Stadtkirche St. Wolfgang
Von welcher Seite auch immer man sich der Erzgebirgsstadt Schneeberg nähert, ihre Krone ist der mächtige Kirchenbau von St. Wolfgang. Sie ist eine der großen spätgotischen Hallenkirchen Sachsens und wurde 1516 bis 1540 auf Geheiß des sächsischen Kurfürsten Friedrich dem Weisen von dessen Architekten Hans von Torgau erbaut. Das dreischiffige Kircheninnere wird besonders durch die umlaufende Empore architektonisch so bestimmt, dass eine Trennung zwischen Chor- und Kirchenschiffbereich wegfällt. Damit ist die Kirche ein sehr früher Typus des reformatorischen Kirchenbaus. Dies deckt sich auch mit der sehr frühen Annahme der Reformation in Schneeberg, in der Bergknappschaft bereits 1518. In der Barockzeit wurde die Kirche innen umgestaltet.
Am 19. April 1945 wurde die Kirche durch amerikanische Tiefflieger fast gänzlich zerstört. Nur der Reformationsaltar von Lukas Cranach d.Ä., der Mittelteil des Taufsteins und sieben Gemälde der Gebrüder Krodel konnten gerettet werden. In über 50 Jahren hat die Kirchgemeinde unter tatkräftiger Mithilfe der Landesdenkmalpflege und der Landeskirche das Gotteshaus in seiner ursprünglichen Konzeption wiedererstehen lassen. Nun schon im achten Jahr können Kirchgemeinde St. Wolfgang und Orgelförderverein ein attraktives Konzertprogramm anbieten. Neben Konzerten der eigenen Kantorei und regionaler Künstler werden viele Gäste, auch im Rahmen des MDR-Musiksommer, begrüßt.
Das Konzert: Johann Sebatian Bachs "Magnificat"

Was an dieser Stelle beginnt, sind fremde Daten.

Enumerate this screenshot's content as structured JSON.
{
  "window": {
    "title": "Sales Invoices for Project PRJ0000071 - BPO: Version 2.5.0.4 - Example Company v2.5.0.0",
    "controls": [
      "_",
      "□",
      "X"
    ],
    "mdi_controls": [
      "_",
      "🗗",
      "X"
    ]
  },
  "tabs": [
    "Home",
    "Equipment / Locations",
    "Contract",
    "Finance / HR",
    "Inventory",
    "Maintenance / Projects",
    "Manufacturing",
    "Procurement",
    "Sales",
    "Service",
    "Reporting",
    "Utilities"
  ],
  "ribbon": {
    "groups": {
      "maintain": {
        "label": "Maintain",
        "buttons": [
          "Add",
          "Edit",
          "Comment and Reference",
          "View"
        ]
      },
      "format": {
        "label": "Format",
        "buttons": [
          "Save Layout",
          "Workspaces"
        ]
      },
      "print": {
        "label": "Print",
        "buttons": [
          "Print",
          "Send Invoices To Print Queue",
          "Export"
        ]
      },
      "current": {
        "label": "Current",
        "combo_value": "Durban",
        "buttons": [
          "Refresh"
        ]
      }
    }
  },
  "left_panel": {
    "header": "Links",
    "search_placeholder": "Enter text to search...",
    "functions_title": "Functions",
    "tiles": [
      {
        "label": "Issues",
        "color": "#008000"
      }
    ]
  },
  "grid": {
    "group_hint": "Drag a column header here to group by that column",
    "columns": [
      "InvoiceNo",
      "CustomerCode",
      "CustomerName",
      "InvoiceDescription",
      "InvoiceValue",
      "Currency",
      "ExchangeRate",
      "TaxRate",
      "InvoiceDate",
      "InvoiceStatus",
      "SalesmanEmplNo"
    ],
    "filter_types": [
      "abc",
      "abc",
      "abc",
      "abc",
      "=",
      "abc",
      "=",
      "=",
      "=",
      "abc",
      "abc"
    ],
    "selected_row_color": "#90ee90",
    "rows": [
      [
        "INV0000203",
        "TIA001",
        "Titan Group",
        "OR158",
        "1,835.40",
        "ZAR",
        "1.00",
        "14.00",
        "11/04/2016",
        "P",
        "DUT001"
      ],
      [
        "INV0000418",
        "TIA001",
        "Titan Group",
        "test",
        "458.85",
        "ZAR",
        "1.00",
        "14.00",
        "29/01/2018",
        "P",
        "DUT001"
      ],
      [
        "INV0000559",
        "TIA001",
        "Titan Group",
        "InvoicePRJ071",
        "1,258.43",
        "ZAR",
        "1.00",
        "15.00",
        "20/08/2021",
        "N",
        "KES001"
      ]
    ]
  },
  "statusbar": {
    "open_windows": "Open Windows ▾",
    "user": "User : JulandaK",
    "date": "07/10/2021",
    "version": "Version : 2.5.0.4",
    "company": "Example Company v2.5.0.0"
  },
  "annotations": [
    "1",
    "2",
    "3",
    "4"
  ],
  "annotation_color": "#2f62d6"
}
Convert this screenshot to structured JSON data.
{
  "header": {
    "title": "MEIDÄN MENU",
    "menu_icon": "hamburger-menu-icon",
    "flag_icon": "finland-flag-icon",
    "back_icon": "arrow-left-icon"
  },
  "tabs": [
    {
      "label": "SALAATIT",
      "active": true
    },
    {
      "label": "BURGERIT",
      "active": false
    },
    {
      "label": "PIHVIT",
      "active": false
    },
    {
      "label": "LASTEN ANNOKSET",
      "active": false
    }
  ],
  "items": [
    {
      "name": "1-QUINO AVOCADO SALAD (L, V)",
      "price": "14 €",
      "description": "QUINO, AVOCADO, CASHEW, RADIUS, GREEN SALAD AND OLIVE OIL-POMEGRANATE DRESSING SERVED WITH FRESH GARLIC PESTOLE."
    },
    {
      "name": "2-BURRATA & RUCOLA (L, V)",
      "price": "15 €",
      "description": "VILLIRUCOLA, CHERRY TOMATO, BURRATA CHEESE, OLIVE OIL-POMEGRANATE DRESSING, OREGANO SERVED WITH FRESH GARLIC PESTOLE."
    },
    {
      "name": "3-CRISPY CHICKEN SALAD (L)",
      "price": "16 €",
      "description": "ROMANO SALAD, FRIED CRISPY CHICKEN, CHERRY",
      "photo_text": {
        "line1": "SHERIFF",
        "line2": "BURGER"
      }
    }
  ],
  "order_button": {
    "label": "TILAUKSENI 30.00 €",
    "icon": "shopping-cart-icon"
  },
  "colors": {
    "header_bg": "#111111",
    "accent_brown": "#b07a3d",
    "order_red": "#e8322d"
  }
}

Nicholas McGegan gilt als einer der besten Barockmusik-Experten seiner Generation. Aufgrund seiner Fähigkeit, natürliche Autorität mit Enthusiasmus und Intrepretationsgenauigkeit mit Spaß an der Sache zu verbinden, wird er vom Publikum wie von Orchestern gleichermaßen geschätzt. "Wer beim Dirigat Nicholas McGegans die Augen schließt", schrieb die Los Angeles Times, "dem entgeht Wesentliches. Auf jede seiner Bewegungen reagieren die von ihm geleiteten Musiker augenblicklich und flüssig, die Musik federt, springt ins Leben und bleibt lebendig." Und in einem Interview – befragt über seine Arbeitsweise – bekannte der Dirigent: "Ich arbeite nicht mit den Musikern, ich habe Spaß mit ihnen. Das macht den Unterschied."
Konzerttermin:
08.09.2012 | 17:00 Uhr | Stadtkirche St. Wolfgang
MDR SINFONIEORCHESTER
MDR RUNDFUNKCHOR
Nicolas McGegan, Dirigent
Johann Sebastian Bach, Magnificat u.a.